Flooding can lead to commercial property lease disputes
It is essential for landlords to understand their contractual risk exposure when it comes to flooding. While it is typically the landlord’s duty to ensure their land and building from flooding related damage, disputes may arise in relation to rent payments if a tenant’s business is interrupted during a flood event. It should be clear who is responsible if damage has occurred to assets located within the property, including stock, machinery, and equipment. Any uninsured risks should also be understood by both landlord and tenant and a prior agreement for potential liability reached.

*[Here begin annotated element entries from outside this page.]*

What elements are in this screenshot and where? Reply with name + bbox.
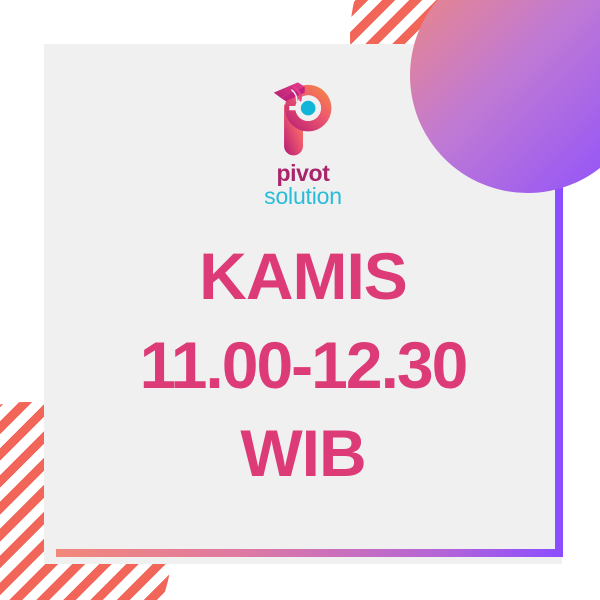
headline-timezone: WIB [44, 419, 562, 488]
headline-time: 11.00-12.30 [44, 331, 562, 400]
brand-wordmark: pivot solution [264, 162, 342, 208]
card-content: pivot solution KAMIS 11.00-12.30 WIB [44, 44, 562, 564]
wordmark-solution: solution [264, 185, 342, 208]
headline-day: KAMIS [44, 242, 562, 311]
poster-canvas: pivot solution KAMIS 11.00-12.30 WIB [0, 0, 600, 600]
brand-block: pivot solution [260, 72, 346, 208]
pivot-logo-icon [260, 72, 346, 158]
headline-block: KAMIS 11.00-12.30 WIB [44, 242, 562, 488]
wordmark-pivot: pivot [264, 162, 342, 185]
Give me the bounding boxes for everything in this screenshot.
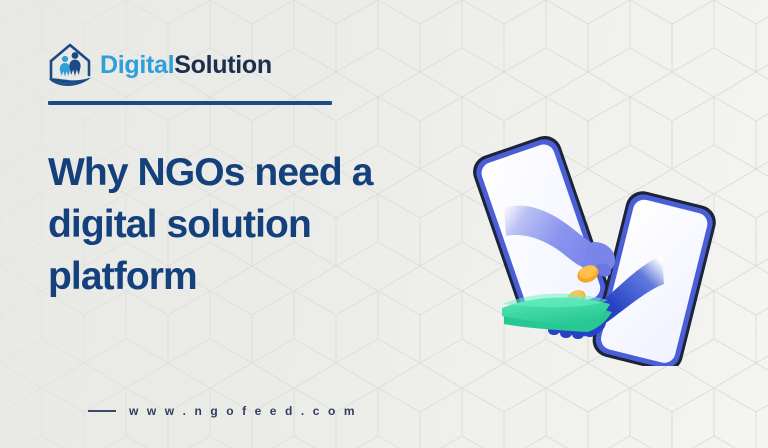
logo-divider-rule: [48, 101, 332, 105]
page-title: Why NGOs need a digital solution platfor…: [48, 147, 448, 303]
house-with-people-logo-icon: [44, 38, 96, 90]
blog-header-banner: DigitalSolution Why NGOs need a digital …: [0, 0, 768, 448]
logo-word-solution: Solution: [174, 51, 272, 79]
headline-line-2: digital solution: [48, 199, 448, 251]
cash-stack: [502, 294, 612, 332]
illustration-phones-money-exchange: [448, 104, 738, 366]
footer-rule: [88, 410, 116, 412]
footer-url-text: w w w . n g o f e e d . c o m: [129, 404, 357, 418]
logo-word-digital: Digital: [100, 51, 174, 79]
site-logo[interactable]: DigitalSolution: [44, 38, 272, 90]
headline-line-3: platform: [48, 251, 448, 303]
logo-wordmark: DigitalSolution: [100, 53, 272, 78]
footer-website-url[interactable]: w w w . n g o f e e d . c o m: [88, 404, 357, 418]
headline-line-1: Why NGOs need a: [48, 147, 448, 199]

To protect against flood-related disputes, effective planning is essential. Beyond putting in place the necessary insurance cover and commercial lease arrangement, a highly useful approach is to put in place a flood plan in conjunction with your tenant. This will ensure that you both understand your respective roles, responsibilities, and steps which will be undertaken during and after a flood event. This will ensure that no incorrect assumptions are made as to whether action should be taken by landlord or tenant, hence reducing the potential disputes later. For example, if the building is near a river at risk of breaching, who is responsible for putting in place temporary flood barriers? Or if a pipe has burst within the premises, whose role is it to action the repair. Likewise, following the event, who is responsible for any clean-up?

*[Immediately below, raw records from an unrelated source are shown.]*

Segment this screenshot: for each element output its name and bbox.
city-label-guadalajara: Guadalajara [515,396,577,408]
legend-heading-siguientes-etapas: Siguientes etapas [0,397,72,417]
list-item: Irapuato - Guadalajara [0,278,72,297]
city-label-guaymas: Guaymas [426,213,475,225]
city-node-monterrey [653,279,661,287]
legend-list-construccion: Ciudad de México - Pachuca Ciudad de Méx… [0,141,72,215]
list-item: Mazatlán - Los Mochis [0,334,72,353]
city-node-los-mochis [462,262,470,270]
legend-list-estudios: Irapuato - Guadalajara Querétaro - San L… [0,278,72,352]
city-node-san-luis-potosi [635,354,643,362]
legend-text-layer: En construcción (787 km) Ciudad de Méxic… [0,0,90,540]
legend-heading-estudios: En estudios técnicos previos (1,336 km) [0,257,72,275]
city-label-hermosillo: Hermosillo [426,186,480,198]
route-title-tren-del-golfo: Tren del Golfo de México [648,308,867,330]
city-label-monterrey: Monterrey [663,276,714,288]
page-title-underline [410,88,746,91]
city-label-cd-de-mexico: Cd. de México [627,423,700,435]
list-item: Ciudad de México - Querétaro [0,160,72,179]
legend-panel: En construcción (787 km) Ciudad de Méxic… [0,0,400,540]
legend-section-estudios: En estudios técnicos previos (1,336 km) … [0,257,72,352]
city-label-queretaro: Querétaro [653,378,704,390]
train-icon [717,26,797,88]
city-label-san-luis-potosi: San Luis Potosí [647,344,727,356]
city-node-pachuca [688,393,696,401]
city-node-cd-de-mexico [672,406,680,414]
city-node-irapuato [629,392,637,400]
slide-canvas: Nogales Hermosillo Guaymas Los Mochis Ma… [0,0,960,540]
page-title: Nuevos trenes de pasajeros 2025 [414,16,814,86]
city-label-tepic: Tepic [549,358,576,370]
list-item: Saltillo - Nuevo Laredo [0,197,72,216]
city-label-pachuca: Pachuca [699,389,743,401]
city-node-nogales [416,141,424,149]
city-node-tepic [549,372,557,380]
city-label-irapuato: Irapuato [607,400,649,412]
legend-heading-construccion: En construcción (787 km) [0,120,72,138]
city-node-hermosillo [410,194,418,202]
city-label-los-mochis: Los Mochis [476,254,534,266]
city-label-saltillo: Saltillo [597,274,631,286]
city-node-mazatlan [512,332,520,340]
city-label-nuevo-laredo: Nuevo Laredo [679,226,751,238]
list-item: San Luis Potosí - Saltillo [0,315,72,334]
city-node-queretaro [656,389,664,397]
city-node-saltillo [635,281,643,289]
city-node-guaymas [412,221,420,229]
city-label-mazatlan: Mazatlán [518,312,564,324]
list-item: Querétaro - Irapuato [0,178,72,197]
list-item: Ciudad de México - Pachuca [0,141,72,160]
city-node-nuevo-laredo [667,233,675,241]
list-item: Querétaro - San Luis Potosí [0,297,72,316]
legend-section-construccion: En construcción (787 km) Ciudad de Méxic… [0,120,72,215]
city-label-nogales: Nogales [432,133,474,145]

Flooding can lead to loss of income
For any commercial landlord, one of the biggest concerns is that in the event of a natural disaster affecting their premises, rent payments may be delayed or even cease for a number of months, especially if the building requires extensive repair and/or the tenant cannot immediately resume business.

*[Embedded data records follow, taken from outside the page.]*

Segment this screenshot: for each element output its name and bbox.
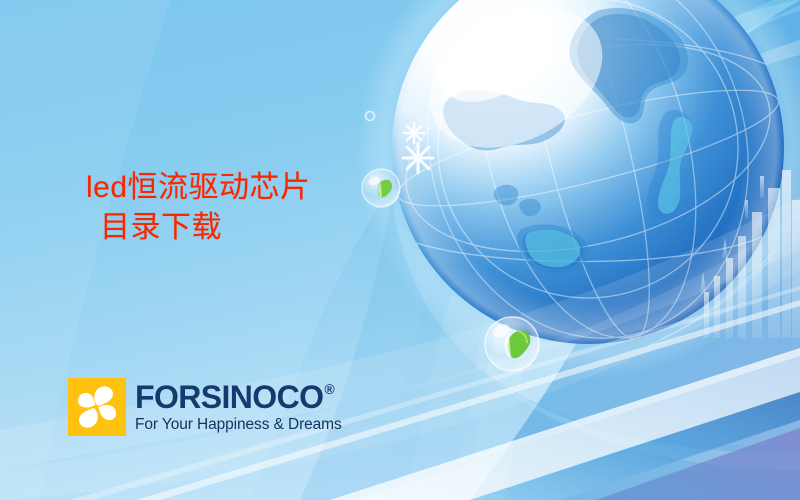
bubble-large: [485, 317, 539, 371]
brand-name-row: FORSINOCO ®: [135, 381, 342, 413]
brand-tagline: For Your Happiness & Dreams: [135, 417, 342, 433]
bubble-small: [362, 169, 400, 207]
logo-wordmark: FORSINOCO ® For Your Happiness & Dreams: [135, 378, 342, 433]
registered-trademark-icon: ®: [324, 382, 334, 396]
company-logo: FORSINOCO ® For Your Happiness & Dreams: [68, 378, 342, 436]
brand-name: FORSINOCO: [135, 381, 323, 413]
headline-line-1: led恒流驱动芯片: [86, 171, 311, 204]
page-title: led恒流驱动芯片 目录下载: [86, 168, 311, 247]
logo-mark-icon: [68, 378, 126, 436]
slide-canvas: led恒流驱动芯片 目录下载 FORSINOCO ® For Your Happ…: [0, 0, 800, 500]
headline-line-2: 目录下载: [86, 208, 311, 248]
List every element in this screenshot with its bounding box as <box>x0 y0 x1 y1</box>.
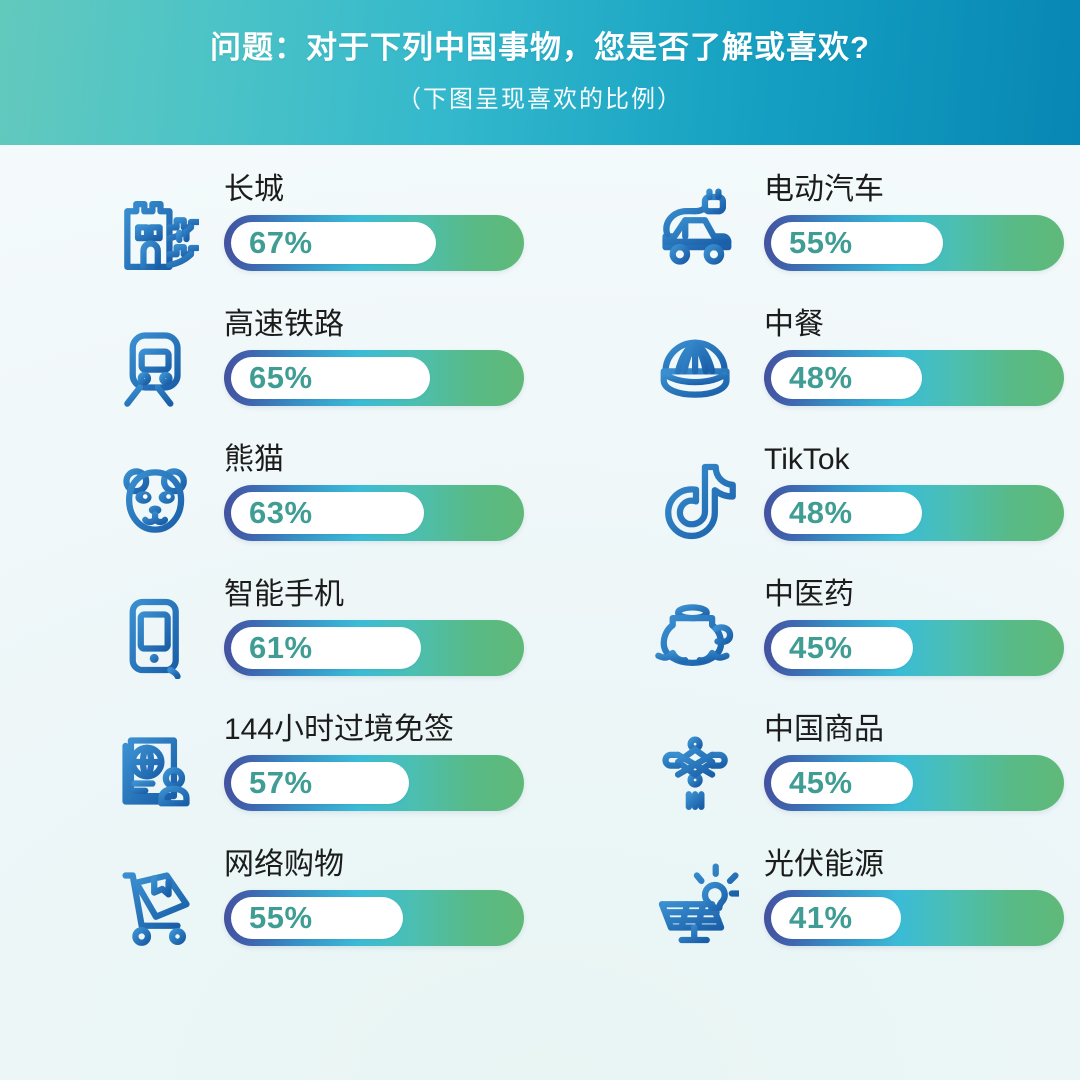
infographic-root: 问题：对于下列中国事物，您是否了解或喜欢? （下图呈现喜欢的比例） 长城67% … <box>0 0 1080 1080</box>
stat-label: 电动汽车 <box>764 173 1064 207</box>
stat-value: 45% <box>789 765 853 801</box>
progress-bar-fill: 63% <box>231 492 424 534</box>
stat-content: 网络购物55% <box>224 842 524 946</box>
stat-content: 中餐48% <box>764 302 1064 406</box>
progress-bar-track: 41% <box>764 890 1064 946</box>
stat-content: 144小时过境免签57% <box>224 707 524 811</box>
stat-content: 高速铁路65% <box>224 302 524 406</box>
stat-content: 光伏能源41% <box>764 842 1064 946</box>
stat-content: 中国商品45% <box>764 707 1064 811</box>
high-speed-train-icon <box>104 314 208 418</box>
progress-bar-fill: 55% <box>771 222 943 264</box>
progress-bar-track: 55% <box>764 215 1064 271</box>
chinese-knot-icon <box>644 719 748 823</box>
progress-bar-fill: 45% <box>771 627 913 669</box>
stat-value: 55% <box>249 900 313 936</box>
progress-bar-track: 48% <box>764 350 1064 406</box>
progress-bar-track: 45% <box>764 620 1064 676</box>
stat-item: 中国商品45% <box>540 707 1080 842</box>
stat-item: 长城67% <box>0 167 540 302</box>
progress-bar-fill: 65% <box>231 357 430 399</box>
stat-item: TikTok48% <box>540 437 1080 572</box>
stat-label: 中餐 <box>764 308 1064 342</box>
progress-bar-fill: 48% <box>771 357 922 399</box>
stat-label: 长城 <box>224 173 524 207</box>
stat-content: 智能手机61% <box>224 572 524 676</box>
header-banner: 问题：对于下列中国事物，您是否了解或喜欢? （下图呈现喜欢的比例） <box>0 0 1080 145</box>
tiktok-icon <box>644 449 748 553</box>
stat-label: 熊猫 <box>224 443 524 477</box>
stat-label: 高速铁路 <box>224 308 524 342</box>
stat-value: 48% <box>789 360 853 396</box>
stat-value: 65% <box>249 360 313 396</box>
electric-car-icon <box>644 179 748 283</box>
stat-label: 中国商品 <box>764 713 1064 747</box>
smartphone-icon <box>104 584 208 688</box>
progress-bar-fill: 61% <box>231 627 421 669</box>
stat-label: 中医药 <box>764 578 1064 612</box>
panda-icon <box>104 449 208 553</box>
progress-bar-fill: 48% <box>771 492 922 534</box>
herbal-pot-icon <box>644 584 748 688</box>
progress-bar-fill: 67% <box>231 222 436 264</box>
page-subtitle: （下图呈现喜欢的比例） <box>397 79 683 114</box>
stat-label: 智能手机 <box>224 578 524 612</box>
stat-item: 中医药45% <box>540 572 1080 707</box>
progress-bar-track: 45% <box>764 755 1064 811</box>
stat-item: 熊猫63% <box>0 437 540 572</box>
stat-content: 电动汽车55% <box>764 167 1064 271</box>
stats-grid: 长城67% 电动汽车55% 高速铁路65% 中餐48% 熊猫63% TikTok… <box>0 145 1080 1080</box>
page-title: 问题：对于下列中国事物，您是否了解或喜欢? <box>210 31 870 65</box>
progress-bar-track: 48% <box>764 485 1064 541</box>
progress-bar-track: 63% <box>224 485 524 541</box>
stat-value: 41% <box>789 900 853 936</box>
stat-value: 63% <box>249 495 313 531</box>
stat-label: 网络购物 <box>224 848 524 882</box>
progress-bar-track: 57% <box>224 755 524 811</box>
stat-content: TikTok48% <box>764 437 1064 541</box>
stat-content: 长城67% <box>224 167 524 271</box>
great-wall-icon <box>104 179 208 283</box>
progress-bar-track: 65% <box>224 350 524 406</box>
progress-bar-track: 55% <box>224 890 524 946</box>
stat-item: 电动汽车55% <box>540 167 1080 302</box>
online-shopping-icon <box>104 854 208 958</box>
stat-label: TikTok <box>764 443 1064 477</box>
stat-item: 144小时过境免签57% <box>0 707 540 842</box>
stat-content: 中医药45% <box>764 572 1064 676</box>
progress-bar-fill: 57% <box>231 762 409 804</box>
visa-passport-icon <box>104 719 208 823</box>
stat-label: 光伏能源 <box>764 848 1064 882</box>
stat-content: 熊猫63% <box>224 437 524 541</box>
stat-item: 智能手机61% <box>0 572 540 707</box>
stat-value: 57% <box>249 765 313 801</box>
stat-item: 网络购物55% <box>0 842 540 977</box>
stat-label: 144小时过境免签 <box>224 713 524 747</box>
stat-value: 67% <box>249 225 313 261</box>
stat-item: 中餐48% <box>540 302 1080 437</box>
progress-bar-track: 61% <box>224 620 524 676</box>
progress-bar-track: 67% <box>224 215 524 271</box>
progress-bar-fill: 41% <box>771 897 901 939</box>
stat-value: 55% <box>789 225 853 261</box>
progress-bar-fill: 55% <box>231 897 403 939</box>
stat-value: 45% <box>789 630 853 666</box>
stat-item: 高速铁路65% <box>0 302 540 437</box>
stat-value: 48% <box>789 495 853 531</box>
stat-item: 光伏能源41% <box>540 842 1080 977</box>
solar-energy-icon <box>644 854 748 958</box>
progress-bar-fill: 45% <box>771 762 913 804</box>
stat-value: 61% <box>249 630 313 666</box>
dumpling-icon <box>644 314 748 418</box>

It is essential, therefore, that landlords not only put in place the necessary loss of rent cover, they must also understand the fine print in relation to the amount and length of cover, and any conditions which may prevent you from bringing a claim in the event of a flood. It is also vital to ensure you have the correct insurance policy; loss of rent insurance will afford you protection if your building is unusable due to flooding, but this may not apply if your tenant defaults on your lease arrangement; in which case, rent guarantee insurance will be required.
Final words
For any landlord whose commercial property is at risk of flooding, the take-home message is that much can be done to mitigate your business exposure. The key is to act early by assessing all areas of possible risk and to put in place measures where necessary. The main steps to take are a) have your commercial lease agreement reviewed by a commercial property lawyer specifically in relation to flooding events, so you understand your risk exposure, b) review your insurance arrangements, including loss of rent provision, and ensure these fit with those of your tenants, mitigating any potential uninsured risk, and c) put in place a flood plan in conjunction with your tenant. The time to act is now, while the sun is shining, after all, you never know what is around the corner, especially in this country.